Diante das intenções autoritárias reveladas cotidianamente nas investigações da Polícia Federal sobre o episódio, o relator do parecer apresentado pela Comissão de Criminologia, Rafael Borges, destacou que não é conveniente ao Congresso aprovar o projeto. “Anistiar golpistas a um tempo em que sequer existe clareza sobre a capilaridade da trama, o nível de envolvimento de agentes de segurança pública e das Forças Armadas, as fontes de financiamento da tentativa de golpe e até mesmo eventuais conexões internacionais, é evidentemente prematuro, inconveniente e alérgico à boa técnica jurídica”, defendeu o advogado.
Leila Bittencourt
A consócia Leila Bittencourt, que fez a relatoria do parecer da Comissão de Direito Constitucional, lembrou que o autor do projeto de lei, senador Hamilton Mourão (Republicanos/ RS), era vice-presidente do ex-chefe do Poder Executivo, cuja relação com os crimes do 8 de janeiro é alvo de investigação: “Para um membro do governo derrotado, que integrava o grupo que praticou os atos golpistas, é suspeito para avaliar o conjunto probatório elencado nos autos daqueles processos”.
João Carlos Castellar
Segundo João Carlos Castellar, relator do parecer da Comissão de Direito Penal, diferente do que a justificativa do projeto de lei afirma, a invasão às sedes dos Três Poderes não foi um simples protesto. “O que restou apurado foi a realização de uma sucessão de fatos intencionalmente praticados por integrantes da cúpula do governo Bolsonaro e por seus seguidores, com a finalidade de, por meios violentos, abolir o Estado Democrático de Direito e depor, através de golpe de Estado, o governo legitimamente eleito”, apontou.
Castellar afirmou que o objetivo das invasões torna inaplicável aos acusados e condenados o excludente de ilicitude previsto no Código Penal. A norma só é empregada quando a ação se refere à atividade jornalística ou à reivindicação de direitos e garantias constitucionais por meio de manifestação política com propósitos sociais. O advogado defendeu que as condenações estão de acordo com a norma jurídica brasileira, sem exageros ou desproporcionalidade: “As penas cominadas para as condutas criminosas perpetradas foram previamente votadas pelo Congresso Nacional, lembrando que a Lei 14.197, que instituiu os crimes contra o Estado Democrático de Direito, veio à lume em 2021”.

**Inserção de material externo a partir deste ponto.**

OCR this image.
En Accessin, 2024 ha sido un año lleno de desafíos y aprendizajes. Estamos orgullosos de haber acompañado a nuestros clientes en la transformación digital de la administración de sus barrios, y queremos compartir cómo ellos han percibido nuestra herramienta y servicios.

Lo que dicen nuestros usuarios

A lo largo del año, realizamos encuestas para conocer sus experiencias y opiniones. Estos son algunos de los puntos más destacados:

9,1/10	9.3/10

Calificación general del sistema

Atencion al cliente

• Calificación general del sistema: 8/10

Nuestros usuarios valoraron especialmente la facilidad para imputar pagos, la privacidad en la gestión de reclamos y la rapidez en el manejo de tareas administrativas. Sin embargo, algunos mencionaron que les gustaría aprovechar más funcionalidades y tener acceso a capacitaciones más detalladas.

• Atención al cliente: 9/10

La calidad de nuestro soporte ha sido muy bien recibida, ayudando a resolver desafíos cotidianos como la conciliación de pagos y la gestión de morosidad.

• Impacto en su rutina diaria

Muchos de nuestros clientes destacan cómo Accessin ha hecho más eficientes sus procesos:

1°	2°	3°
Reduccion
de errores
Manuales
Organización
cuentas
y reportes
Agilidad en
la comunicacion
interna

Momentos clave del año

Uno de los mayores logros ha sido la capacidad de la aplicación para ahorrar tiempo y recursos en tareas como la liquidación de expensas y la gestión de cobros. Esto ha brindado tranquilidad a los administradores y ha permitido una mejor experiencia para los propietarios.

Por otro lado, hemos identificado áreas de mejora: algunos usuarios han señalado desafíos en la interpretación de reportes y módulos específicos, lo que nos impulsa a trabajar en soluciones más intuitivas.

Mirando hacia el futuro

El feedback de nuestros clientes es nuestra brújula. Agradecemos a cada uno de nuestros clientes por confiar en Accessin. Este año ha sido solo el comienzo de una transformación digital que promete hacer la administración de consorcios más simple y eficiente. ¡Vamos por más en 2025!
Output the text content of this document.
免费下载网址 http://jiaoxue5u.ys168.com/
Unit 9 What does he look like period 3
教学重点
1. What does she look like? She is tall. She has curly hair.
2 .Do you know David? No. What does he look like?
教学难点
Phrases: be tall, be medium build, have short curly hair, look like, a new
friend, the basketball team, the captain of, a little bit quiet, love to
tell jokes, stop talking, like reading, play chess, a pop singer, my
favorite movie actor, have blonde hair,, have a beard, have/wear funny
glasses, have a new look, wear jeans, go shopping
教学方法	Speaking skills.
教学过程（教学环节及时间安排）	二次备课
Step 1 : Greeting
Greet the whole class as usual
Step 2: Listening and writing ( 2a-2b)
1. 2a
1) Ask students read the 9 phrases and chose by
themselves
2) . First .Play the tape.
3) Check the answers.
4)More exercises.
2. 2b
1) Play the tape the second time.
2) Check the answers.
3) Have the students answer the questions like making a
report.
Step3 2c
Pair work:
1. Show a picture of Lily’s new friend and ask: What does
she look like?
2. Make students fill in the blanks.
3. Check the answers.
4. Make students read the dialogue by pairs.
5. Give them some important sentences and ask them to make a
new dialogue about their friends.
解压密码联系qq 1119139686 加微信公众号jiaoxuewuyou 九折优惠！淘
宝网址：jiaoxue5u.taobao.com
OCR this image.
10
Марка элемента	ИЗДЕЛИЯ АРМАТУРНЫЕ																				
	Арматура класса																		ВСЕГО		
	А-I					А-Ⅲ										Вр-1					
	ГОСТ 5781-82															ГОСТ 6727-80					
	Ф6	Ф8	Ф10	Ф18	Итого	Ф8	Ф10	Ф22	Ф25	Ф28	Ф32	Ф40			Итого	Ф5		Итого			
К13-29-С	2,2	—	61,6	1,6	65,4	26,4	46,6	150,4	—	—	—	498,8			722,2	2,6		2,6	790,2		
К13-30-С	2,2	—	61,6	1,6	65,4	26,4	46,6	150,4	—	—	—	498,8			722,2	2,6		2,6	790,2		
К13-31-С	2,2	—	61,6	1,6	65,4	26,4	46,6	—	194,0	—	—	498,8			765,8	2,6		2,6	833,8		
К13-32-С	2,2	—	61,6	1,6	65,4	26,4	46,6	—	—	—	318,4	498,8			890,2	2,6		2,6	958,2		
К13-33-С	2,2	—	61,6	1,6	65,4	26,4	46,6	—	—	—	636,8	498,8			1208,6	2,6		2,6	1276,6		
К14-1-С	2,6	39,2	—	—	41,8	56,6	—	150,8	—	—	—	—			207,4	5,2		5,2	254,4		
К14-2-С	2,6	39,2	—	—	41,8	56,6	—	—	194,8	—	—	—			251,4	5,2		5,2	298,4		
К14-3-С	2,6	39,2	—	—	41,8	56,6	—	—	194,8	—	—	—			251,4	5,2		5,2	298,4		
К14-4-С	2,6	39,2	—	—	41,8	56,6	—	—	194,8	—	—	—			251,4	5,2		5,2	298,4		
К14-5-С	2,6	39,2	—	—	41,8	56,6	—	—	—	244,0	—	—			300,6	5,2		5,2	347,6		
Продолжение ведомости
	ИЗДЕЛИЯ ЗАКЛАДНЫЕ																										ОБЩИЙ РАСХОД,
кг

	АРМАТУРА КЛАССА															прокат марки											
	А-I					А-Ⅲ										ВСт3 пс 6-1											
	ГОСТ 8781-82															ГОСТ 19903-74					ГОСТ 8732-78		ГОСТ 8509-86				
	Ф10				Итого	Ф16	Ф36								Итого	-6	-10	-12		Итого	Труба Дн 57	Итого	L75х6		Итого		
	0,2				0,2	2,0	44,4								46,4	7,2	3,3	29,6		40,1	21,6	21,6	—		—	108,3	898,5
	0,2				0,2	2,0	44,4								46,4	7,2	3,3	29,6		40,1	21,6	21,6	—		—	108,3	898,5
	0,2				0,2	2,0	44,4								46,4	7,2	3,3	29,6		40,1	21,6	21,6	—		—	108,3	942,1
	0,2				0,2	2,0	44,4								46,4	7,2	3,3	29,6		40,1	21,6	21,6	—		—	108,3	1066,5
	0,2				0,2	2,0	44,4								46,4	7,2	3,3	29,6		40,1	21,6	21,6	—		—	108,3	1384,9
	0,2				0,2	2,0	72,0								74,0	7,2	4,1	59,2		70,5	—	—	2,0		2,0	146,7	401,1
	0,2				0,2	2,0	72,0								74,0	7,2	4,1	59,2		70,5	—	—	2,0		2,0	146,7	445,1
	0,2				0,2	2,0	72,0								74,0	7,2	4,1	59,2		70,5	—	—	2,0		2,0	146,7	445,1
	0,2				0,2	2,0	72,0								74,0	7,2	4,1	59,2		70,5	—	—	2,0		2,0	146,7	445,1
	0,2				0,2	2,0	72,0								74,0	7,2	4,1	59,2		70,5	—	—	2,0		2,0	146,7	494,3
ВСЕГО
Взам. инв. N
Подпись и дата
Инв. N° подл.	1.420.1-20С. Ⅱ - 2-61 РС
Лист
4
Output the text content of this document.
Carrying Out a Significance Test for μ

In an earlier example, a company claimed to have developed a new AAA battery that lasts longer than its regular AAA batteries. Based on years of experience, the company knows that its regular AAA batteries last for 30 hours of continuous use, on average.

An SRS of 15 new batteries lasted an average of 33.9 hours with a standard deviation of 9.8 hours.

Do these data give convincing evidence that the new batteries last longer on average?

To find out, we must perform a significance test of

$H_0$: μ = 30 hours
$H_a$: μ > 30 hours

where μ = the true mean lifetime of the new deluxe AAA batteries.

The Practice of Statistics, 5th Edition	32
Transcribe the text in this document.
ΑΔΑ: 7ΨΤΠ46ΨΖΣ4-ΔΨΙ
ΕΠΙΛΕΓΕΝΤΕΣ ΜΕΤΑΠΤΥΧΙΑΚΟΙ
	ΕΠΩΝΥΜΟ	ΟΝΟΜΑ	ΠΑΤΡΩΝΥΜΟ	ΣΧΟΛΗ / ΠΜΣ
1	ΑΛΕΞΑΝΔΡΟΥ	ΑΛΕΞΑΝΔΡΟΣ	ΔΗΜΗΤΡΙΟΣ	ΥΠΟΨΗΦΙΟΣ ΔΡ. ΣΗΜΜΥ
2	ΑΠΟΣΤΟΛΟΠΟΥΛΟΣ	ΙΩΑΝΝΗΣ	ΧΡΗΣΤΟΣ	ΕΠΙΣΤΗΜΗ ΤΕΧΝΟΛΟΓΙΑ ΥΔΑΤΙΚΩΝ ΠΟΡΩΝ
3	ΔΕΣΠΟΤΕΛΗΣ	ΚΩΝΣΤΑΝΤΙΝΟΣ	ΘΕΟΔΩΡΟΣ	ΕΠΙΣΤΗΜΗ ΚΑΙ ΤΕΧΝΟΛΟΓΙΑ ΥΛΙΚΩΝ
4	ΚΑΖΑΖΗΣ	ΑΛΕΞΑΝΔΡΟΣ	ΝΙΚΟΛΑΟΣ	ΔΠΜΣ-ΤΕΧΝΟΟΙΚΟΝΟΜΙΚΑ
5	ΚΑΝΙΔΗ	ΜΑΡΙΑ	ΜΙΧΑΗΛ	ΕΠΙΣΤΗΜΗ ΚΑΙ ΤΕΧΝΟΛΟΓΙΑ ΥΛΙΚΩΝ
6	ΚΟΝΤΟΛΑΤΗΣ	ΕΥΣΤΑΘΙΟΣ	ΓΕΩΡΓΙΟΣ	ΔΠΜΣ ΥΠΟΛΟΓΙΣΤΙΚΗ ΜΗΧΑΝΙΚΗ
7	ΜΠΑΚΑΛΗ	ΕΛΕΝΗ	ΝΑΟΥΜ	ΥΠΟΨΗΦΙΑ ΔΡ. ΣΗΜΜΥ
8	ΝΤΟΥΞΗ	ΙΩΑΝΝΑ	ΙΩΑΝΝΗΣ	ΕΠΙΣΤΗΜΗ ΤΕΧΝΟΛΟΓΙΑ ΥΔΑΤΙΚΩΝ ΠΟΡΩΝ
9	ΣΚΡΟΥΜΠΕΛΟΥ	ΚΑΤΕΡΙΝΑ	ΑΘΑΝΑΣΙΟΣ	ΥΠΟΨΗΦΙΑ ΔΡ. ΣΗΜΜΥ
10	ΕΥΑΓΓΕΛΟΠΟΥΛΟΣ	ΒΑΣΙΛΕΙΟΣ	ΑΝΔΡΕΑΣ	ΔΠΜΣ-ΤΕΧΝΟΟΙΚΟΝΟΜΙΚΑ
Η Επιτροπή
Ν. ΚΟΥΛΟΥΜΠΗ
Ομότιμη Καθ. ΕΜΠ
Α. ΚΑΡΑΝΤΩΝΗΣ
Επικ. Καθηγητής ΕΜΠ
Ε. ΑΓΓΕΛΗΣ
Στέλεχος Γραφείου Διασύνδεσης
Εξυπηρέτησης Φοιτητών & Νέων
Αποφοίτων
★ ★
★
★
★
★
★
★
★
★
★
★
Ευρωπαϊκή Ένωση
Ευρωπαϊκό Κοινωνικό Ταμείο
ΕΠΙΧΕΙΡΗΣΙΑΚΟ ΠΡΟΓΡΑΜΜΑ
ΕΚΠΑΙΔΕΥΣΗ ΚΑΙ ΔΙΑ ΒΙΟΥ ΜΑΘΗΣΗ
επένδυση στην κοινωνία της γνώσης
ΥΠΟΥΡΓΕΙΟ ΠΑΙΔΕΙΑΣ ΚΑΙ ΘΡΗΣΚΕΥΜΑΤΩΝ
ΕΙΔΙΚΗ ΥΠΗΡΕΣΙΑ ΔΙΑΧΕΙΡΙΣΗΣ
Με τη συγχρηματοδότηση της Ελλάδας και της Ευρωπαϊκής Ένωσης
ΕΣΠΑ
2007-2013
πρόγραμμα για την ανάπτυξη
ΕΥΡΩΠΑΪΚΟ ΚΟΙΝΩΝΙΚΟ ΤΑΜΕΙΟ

Ainda de acordo com Rafael Borges, a anistia como instrumento de política criminal é indispensável para mitigar o alto índice de encarceramento do Brasil, no entanto, não convém ser usada quando o objetivo é conter os danos produzidos por pessoas e grupos em desalinho com a ordem democrática. “Quando se cogita anistiar golpistas, cogita-se fazer uso de ferramenta democrática de controle do poder punitivo justamente em favor de pessoas que menoscabaram da democracia, sugerindo que nossas instituições acabassem ou ficassem submetidas a um comando único e autoritário, quiçá armado”, sublinhou o advogado.
Lembrando que a anistia tem como origem histórica e etimológica o esquecimento, Leila Bittencourt ressaltou que o instituto não pode ser aplicado em um caso que precisa ser lembrado, justamente para evitar sua repetição. Além disso, ela destacou que os agentes envolvidos nos atos terroristas permanecem instigando a abolição da democracia. “Como perdoar por atos que continuam perpetrados pelo mesmo grupo de apoiadores do ex-presidente da República, conforme a convocação para os protestos do dia da proclamação da República, em 15 de novembro de 2023?”, questionou a consócia.
A relatora pontuou, ainda, que todos os processados tiveram oportunidade de defesa. Do mesmo modo, ela afirmou que violações a prerrogativas dos advogados contratados pelos acusados não foram provadas, invalidando o uso do cerceamento da defesa como argumento para a anistia. “Questionamentos sobre atuação dos advogados nunca foram nem serão motivação para aprovação de anistia dos condenados que agiram contra a democracia”, completou Bittencourt.